I doubt not God is good, well-meaning, kind, And did He stoop to quibble could tell why
Why start small, right? The speaker begins by saying that he believes God is good, so we guess we'll be reading a poem about God, or the existence of good in the world, or something related to that. Seems like a big topic, but right off the bat the speaker's saying, "Yeah, I'm going there… and I'm going big."
The speaker likes to arrange his words in a unique way as well. He could have just said, "I know God is good." So, what's with all the "doubt not" stuff, buddy? One reason may be because the lines are in iambic pentameter (see "Form and Meter"), so Cullen may have adjusted the syntax to keep the meter regular.
Something else we've noticed: our speaker likes to use words that use the same sounds. Check out how the D in "doubt" is echoed in the D of "God," "good," and "kind." He's linking sound with meaning here.
How's that? The speaker says God is good and kind, and those words all sound alike, or, they share that D sound, right? (Check out our "Sound Check" section for more of the good stuff.) That, ladies and gentlemen, is called consonance. Don't forget to listen for more examples of this throughout the poem.
The second line has "He," as in, God. That's who the speaker is saying could "tell why." At this point, though, we don't know what God could tell, just that he could "quibble" if he wanted to.
The speaker has used the words "doubt" and "quibble." We guess he's interested in talking about arguing, or possibly even making an argument himself.
The little buried mole continues blind, Why flesh that mirror Him must some day die,
The speaker uses these two lines to list a few example of things God could explain if He wanted to, but won't. Cheeky! From the speaker's point of view, God knows the answers to these paradoxes but He's not spilling the beans.

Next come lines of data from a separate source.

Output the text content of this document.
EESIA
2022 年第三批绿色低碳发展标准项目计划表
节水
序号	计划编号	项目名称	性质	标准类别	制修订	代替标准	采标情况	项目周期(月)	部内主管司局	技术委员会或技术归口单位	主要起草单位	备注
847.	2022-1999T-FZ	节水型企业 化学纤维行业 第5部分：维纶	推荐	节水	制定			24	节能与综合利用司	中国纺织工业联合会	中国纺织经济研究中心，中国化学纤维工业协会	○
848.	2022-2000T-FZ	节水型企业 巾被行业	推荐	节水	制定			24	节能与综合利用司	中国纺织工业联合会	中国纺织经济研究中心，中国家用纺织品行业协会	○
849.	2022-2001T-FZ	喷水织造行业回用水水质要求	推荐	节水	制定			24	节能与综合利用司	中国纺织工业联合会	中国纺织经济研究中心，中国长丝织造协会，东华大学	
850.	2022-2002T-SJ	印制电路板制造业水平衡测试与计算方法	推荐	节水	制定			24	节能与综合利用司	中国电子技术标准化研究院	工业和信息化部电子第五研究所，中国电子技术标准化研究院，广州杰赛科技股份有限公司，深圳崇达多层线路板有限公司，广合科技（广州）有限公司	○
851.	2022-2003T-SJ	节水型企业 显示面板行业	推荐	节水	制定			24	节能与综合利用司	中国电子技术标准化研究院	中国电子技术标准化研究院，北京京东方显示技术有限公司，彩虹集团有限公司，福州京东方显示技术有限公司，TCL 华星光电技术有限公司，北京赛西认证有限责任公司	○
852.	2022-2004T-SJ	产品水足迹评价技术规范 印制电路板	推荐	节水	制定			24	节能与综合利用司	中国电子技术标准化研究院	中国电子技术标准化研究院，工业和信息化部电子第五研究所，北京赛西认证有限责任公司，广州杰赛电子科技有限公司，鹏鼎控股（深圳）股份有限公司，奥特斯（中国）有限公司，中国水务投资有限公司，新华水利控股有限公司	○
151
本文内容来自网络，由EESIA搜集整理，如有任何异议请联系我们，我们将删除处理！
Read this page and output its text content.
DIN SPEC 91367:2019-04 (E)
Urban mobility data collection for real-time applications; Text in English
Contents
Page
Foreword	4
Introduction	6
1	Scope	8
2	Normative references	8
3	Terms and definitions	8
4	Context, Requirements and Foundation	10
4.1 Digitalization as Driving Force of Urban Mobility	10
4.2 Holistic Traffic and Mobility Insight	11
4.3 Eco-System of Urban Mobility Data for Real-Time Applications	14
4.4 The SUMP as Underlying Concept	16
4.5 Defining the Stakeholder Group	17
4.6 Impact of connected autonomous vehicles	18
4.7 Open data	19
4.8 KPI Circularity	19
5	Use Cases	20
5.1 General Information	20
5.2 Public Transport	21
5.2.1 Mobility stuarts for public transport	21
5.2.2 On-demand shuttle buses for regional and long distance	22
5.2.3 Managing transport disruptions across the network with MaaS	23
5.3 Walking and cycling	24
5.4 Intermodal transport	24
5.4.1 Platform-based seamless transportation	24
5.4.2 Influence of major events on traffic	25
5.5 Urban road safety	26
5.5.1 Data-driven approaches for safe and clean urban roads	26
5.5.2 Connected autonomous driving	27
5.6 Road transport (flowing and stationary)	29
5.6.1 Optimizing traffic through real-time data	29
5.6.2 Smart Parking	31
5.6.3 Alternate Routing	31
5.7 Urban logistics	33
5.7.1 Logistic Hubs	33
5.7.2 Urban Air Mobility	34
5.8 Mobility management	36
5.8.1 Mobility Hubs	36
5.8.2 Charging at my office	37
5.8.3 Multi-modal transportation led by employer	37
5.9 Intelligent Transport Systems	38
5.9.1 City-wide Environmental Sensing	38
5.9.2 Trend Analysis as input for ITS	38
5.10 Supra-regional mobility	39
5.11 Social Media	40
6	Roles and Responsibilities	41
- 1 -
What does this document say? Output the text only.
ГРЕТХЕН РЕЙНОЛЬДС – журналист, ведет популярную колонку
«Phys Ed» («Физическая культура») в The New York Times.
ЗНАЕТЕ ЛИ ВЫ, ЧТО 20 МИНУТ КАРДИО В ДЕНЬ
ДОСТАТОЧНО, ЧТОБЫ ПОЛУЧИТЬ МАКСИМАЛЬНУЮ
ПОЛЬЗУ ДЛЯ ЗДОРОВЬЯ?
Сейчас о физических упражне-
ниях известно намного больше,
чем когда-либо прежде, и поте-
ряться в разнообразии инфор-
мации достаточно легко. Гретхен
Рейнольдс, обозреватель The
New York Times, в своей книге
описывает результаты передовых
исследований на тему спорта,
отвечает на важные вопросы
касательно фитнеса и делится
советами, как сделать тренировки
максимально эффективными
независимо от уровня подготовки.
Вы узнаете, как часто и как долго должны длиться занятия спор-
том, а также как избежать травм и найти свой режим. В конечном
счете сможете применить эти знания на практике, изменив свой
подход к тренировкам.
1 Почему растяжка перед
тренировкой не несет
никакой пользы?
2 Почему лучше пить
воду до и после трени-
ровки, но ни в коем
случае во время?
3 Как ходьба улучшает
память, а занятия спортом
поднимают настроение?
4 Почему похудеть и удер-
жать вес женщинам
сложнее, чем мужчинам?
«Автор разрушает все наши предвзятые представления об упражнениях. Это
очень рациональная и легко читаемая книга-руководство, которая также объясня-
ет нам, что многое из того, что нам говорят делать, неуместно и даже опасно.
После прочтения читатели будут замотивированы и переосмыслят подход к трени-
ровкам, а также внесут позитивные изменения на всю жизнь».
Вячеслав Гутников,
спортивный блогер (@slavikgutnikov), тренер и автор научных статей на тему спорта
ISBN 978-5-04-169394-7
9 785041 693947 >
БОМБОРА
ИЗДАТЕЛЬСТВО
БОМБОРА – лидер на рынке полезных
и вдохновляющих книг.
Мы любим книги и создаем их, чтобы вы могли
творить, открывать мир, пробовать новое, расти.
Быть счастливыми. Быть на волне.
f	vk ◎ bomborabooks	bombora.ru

First paradox: it may seem like the mole has gotten a bad lot in life. It's blind, burrowing underground, alone all the time. On the other hand, moles don't really need to see anything because they're in the pitch dark all the time, so blind or not, it doesn't matter, right?
Second paradox: "flesh that mirror Him" is a strange way of saying human beings made in the likeness of God. This is also an example of metonymy (using "flesh" in place of "human"). And if God made us in His likeness, why do we have to die? On the other hand, according to the Christian tradition that this speaker is referencing, we die physically but are given new life spiritually.
It's starting to feel a little unclear if these are examples of God's goodness or examples from life that contradict God's goodness. And that confusion may be part of what the speaker is saying God could explain. It's sort of like the speaker is saying, "Hey, I don't know! I'm new here! But God, if He wanted to, could put us all in the know."
In other words, the speaker says God is good but then gives us examples of how God could seem cruel, and he wants to know, what's up with that?
We also noticed a new formal device. A formal rhyme scheme has been introduced to go along with the regular meter (check out "Form and Meter" for more about the effects of rhyme in this poem). Lines 1 and 3 rhyme (kind/blind) and lines 2 and 4 rhyme (why/die), so the rhyme scheme goes something like ABAB, and this pattern will continue in the next quatrain. Our speaker is pulling out all the old school poetry moves.